En quoi les NTIC peuvent aider les innovations ? Quelles sont les réflexions des labo sur l’utilisation des NTIC dans l’innovation et la recherche ?

Je ne suis plus suffisamment impliquée dans la recherche pour voir concrètement, de l’intérieur, comment ça bouge. Mais je pense que l’introduction des NTIC est très importante car, de plus en plus, la recherche dans l’industrie pharmaceutique fonctionne en réseau. Il n’y a plus des gros centres de recherches avec 3000 chercheurs. Les équipes sont réparties dans le monde entier en petits centres ; ils fonctionnent avec des start-up et des centres publics sur des programmes communs. Les activités sont tellement multidisciplinaires qu’il faut des gens de toutes les spécialités : médecins, pharmaciens, toutes sortes de biologistes, chimistes, biophysiciens et informaticiens. De plus, la prévision de structure moléculaire et l’analyse de séquences reposent beaucoup sur les bio-informaticiens  qui travaillent à des endroits différents sur la planète. Le fait de pouvoir communiquer en temps réel en s’échangeant des fichiers colossaux a permit une révolution. Tous les processus de recherche en sont accélérés.

Comment utilisez vous Internet dans votre pratique professionnelle quotidienne ?

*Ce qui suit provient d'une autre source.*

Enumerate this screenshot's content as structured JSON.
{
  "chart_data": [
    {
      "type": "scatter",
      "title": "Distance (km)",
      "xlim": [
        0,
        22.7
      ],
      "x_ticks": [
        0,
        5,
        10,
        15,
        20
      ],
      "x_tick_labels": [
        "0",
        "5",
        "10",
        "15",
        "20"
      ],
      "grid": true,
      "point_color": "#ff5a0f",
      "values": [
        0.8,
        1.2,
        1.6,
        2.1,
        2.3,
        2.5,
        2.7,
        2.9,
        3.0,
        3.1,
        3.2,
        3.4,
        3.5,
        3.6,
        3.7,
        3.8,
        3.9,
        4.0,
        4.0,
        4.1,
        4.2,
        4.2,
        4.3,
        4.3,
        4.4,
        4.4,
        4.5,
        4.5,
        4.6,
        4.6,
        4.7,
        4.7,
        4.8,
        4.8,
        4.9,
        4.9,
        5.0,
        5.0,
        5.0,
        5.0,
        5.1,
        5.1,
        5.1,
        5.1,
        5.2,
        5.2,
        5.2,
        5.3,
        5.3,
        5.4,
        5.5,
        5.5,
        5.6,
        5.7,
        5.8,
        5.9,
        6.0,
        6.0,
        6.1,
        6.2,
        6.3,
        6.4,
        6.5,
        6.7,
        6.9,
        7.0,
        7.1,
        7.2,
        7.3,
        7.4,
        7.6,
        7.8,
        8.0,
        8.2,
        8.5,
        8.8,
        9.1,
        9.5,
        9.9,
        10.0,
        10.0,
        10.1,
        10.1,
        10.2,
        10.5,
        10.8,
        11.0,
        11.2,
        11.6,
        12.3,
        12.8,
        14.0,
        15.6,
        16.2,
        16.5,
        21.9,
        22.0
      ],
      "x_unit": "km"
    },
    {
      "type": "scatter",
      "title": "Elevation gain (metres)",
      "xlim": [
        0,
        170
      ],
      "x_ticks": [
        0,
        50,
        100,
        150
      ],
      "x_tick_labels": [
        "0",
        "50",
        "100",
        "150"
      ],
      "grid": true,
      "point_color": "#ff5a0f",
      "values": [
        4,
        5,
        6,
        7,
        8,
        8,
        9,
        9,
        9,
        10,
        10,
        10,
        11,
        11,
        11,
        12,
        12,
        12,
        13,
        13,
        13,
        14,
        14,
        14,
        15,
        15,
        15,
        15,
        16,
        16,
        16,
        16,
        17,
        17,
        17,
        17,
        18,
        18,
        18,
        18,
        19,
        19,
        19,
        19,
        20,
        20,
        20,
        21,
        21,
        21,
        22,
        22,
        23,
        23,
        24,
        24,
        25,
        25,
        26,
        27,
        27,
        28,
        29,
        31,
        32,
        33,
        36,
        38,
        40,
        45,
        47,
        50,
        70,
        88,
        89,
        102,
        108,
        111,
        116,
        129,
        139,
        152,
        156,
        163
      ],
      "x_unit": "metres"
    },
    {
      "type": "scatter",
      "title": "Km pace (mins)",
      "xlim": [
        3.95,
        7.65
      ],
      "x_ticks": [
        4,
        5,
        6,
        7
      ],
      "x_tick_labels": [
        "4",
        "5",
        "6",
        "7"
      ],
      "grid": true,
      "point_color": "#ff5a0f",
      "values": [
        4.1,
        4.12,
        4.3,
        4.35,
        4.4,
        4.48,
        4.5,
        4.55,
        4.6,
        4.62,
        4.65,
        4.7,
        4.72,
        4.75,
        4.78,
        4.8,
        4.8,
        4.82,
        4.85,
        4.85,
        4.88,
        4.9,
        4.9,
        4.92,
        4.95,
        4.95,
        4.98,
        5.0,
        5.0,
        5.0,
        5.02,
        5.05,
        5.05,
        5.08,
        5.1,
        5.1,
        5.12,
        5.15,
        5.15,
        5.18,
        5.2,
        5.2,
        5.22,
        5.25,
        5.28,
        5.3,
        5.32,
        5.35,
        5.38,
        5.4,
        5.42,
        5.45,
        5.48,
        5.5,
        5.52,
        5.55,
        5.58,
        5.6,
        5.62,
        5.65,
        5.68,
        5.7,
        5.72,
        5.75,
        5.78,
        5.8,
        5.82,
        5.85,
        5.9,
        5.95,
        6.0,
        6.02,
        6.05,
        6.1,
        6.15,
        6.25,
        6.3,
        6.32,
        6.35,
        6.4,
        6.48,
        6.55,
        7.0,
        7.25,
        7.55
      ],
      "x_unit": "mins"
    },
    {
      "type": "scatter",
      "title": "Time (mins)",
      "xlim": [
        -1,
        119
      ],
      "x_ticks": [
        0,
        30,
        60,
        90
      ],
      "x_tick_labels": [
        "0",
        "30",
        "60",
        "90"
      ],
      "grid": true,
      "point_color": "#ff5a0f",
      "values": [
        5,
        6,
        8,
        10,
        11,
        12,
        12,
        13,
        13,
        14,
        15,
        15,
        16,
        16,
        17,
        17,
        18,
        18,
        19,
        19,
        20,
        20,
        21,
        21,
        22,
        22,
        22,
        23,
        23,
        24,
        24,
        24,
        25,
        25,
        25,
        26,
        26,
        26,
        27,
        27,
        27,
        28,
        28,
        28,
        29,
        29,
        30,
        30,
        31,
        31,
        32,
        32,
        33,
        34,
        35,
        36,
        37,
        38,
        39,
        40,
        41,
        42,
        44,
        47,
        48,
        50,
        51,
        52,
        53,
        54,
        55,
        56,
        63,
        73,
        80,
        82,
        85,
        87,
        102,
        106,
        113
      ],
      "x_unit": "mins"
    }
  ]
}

Pour ma part, je ne sais pas comment je faisais avant Internet. Je suis la seule permanente du LIR, Internet est pour moi indispensable en particulier pour le suivi du travail parlementaire car le LIR n’a bien entendu pas d’attaché parlementaire. Je peux retrouver le discours d’un Ministre datant de plusieurs mois pour reprendre des citations. Je l’utilise aussi pour m’informer : journaux, revue de presse sur des sites comme Pharmaceutiques ou Medcost, les sites de l’ordre des médecins et des pharmaciens ou le site de la CNAM. Au LIR, nous travaillons en réseau, je ne pourrai rien faire sans e-mail.